A company that refused to pay its delivery drivers overtime for years has lost its bid to be a cheapskate, to the tune of $10,000,000. The 1st US Circuit Court of Appeals (decision-pdf) interpreted an exception to OT laws with special care to a meaningful but missing comma. Specifically, the phrase existing in the statute is:
"..., packing for shipment or distribution of:"
The company wanted the phrase to be interpreted as:
"..., packing for shipment, or distribution of:"
Without the comma, the activity excluded from coverage is "packing". With the comma present, it would have excluded packing or distribution.

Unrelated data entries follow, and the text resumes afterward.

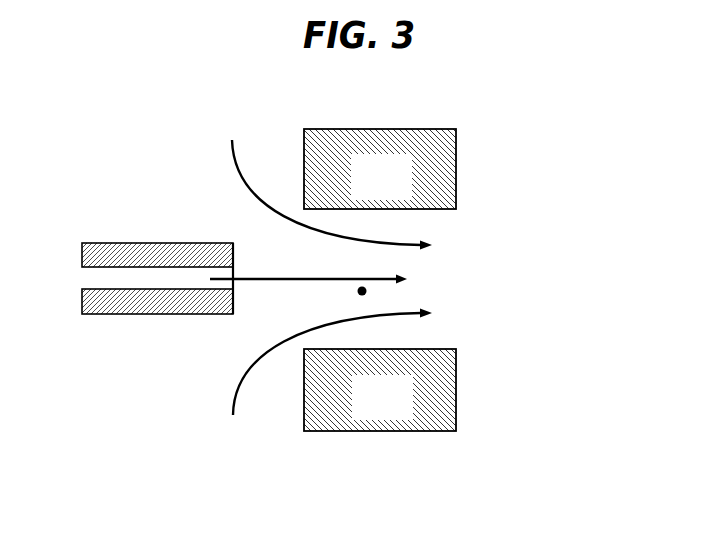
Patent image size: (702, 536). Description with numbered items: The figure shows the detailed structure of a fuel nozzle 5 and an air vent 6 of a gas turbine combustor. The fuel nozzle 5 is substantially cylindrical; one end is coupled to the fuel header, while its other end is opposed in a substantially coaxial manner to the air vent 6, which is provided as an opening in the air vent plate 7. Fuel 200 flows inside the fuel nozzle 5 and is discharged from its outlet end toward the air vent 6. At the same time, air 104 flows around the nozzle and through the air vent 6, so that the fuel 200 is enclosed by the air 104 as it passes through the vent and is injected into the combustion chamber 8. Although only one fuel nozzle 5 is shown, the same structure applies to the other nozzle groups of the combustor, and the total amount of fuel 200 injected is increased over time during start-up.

The fuel nozzle 5 is at (175, 244).
The fuel 200 is at (258, 277).
The air 104 is at (322, 279).
The air vent plate 7 is at (390, 194).
The combustion chamber 8 is at (522, 293).
The air vent 6 is at (365, 294).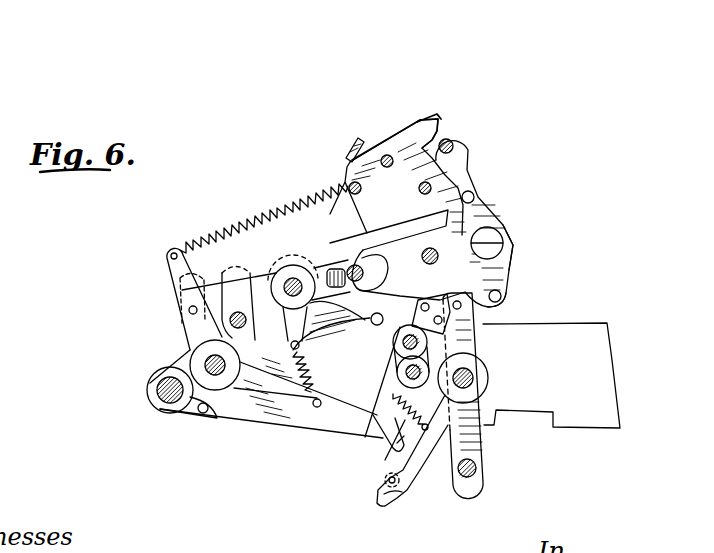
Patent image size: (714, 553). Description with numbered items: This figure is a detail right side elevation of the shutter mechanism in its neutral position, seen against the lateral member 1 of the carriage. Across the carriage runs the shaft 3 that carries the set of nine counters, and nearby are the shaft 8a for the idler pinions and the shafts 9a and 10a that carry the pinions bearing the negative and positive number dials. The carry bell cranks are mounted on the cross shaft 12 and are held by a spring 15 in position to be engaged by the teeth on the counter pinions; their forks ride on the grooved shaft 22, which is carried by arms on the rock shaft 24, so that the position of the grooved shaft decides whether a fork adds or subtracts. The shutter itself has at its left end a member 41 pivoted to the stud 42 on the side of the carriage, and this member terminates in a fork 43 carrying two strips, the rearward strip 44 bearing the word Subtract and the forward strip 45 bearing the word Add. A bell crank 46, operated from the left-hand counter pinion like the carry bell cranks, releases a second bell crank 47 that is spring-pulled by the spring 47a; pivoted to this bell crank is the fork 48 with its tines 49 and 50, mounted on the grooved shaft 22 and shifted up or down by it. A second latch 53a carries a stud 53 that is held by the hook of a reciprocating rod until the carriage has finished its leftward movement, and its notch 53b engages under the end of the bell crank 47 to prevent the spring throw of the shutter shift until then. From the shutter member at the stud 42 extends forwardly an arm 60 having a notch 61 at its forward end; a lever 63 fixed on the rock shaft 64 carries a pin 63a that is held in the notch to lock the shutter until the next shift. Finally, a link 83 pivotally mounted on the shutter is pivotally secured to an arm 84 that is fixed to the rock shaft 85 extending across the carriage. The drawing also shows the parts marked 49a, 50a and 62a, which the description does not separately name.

The lateral member 1 is at (597, 333).
The shaft 3 is at (422, 252).
The shaft 8a is at (419, 188).
The shaft 9a is at (451, 143).
The shaft 10a is at (385, 156).
The cross shaft 12 is at (470, 387).
The spring 15 is at (423, 427).
The grooved shaft 22 is at (356, 265).
The rock shaft 24 is at (288, 286).
The member 41 is at (462, 170).
The stud 42 is at (500, 236).
The fork 43 is at (402, 143).
The rearward strip 44 is at (432, 116).
The forward strip 45 is at (348, 150).
The bell crank 46 is at (412, 453).
The bell crank 47 is at (285, 392).
The spring 47a is at (278, 208).
The fork 48 is at (268, 262).
The tine 49 is at (430, 213).
The hole 49a is at (475, 197).
The tine 50 is at (498, 307).
The hole 50a is at (503, 297).
The stud 53 is at (393, 477).
The latch 53a is at (400, 492).
The notch 53b is at (400, 446).
The arm 60 is at (506, 267).
The notch 61 is at (322, 400).
The pin 62a is at (397, 372).
The lever 63 is at (317, 409).
The pin 63a is at (370, 320).
The shaft 64 is at (394, 395).
The link 83 is at (477, 320).
The arm 84 is at (479, 355).
The rock shaft 85 is at (340, 363).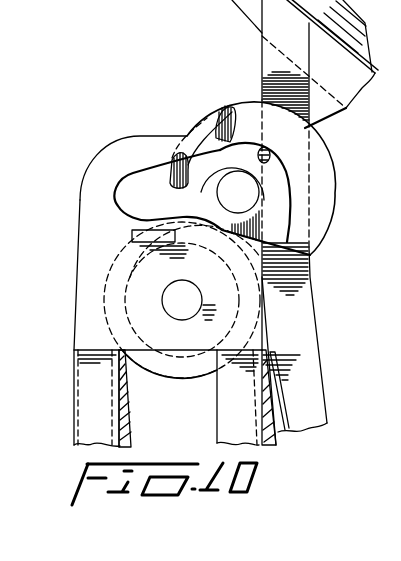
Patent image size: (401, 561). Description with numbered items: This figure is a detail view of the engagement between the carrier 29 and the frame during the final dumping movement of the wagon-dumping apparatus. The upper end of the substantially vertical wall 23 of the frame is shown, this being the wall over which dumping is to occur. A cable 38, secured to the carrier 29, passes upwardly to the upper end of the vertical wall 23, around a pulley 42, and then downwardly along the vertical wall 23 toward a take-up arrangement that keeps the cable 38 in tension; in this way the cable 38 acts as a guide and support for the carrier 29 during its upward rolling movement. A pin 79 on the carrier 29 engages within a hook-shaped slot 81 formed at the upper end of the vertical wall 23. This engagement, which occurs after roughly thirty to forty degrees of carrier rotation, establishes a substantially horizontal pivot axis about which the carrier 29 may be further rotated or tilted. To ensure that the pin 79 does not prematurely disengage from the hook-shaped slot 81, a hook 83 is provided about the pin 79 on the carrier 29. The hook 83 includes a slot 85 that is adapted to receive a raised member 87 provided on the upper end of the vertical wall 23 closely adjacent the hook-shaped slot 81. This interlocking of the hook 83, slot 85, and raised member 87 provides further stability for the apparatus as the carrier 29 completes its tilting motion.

The law as it exists in all its commaless glory:
The canning, processing, preserving, freezing, drying, marketing, storing, packing for shipment or distribution of:
(1) Agricultural produce;
(2) Meat and fish products; and
(3) Perishable foods.
(Score: 2) by hemocyanin on Sunday March 19 2017, @02:47PM
Oakhurst is a dairy operating all the year round. It isn't like raspberries where the fruit comes ripe once a year and is very fragile. Oakhurst could easily hire the requisite number of drivers to be able to do the work it has in 40 hour chunks. That might mean having some extra trucks which costs money though, so Oakhurst would rather shift that burden to the people least able to handle it, the drivers, and make them sit in fewer trucks for an extra 12 hours per week (1.5 work days) without compensation.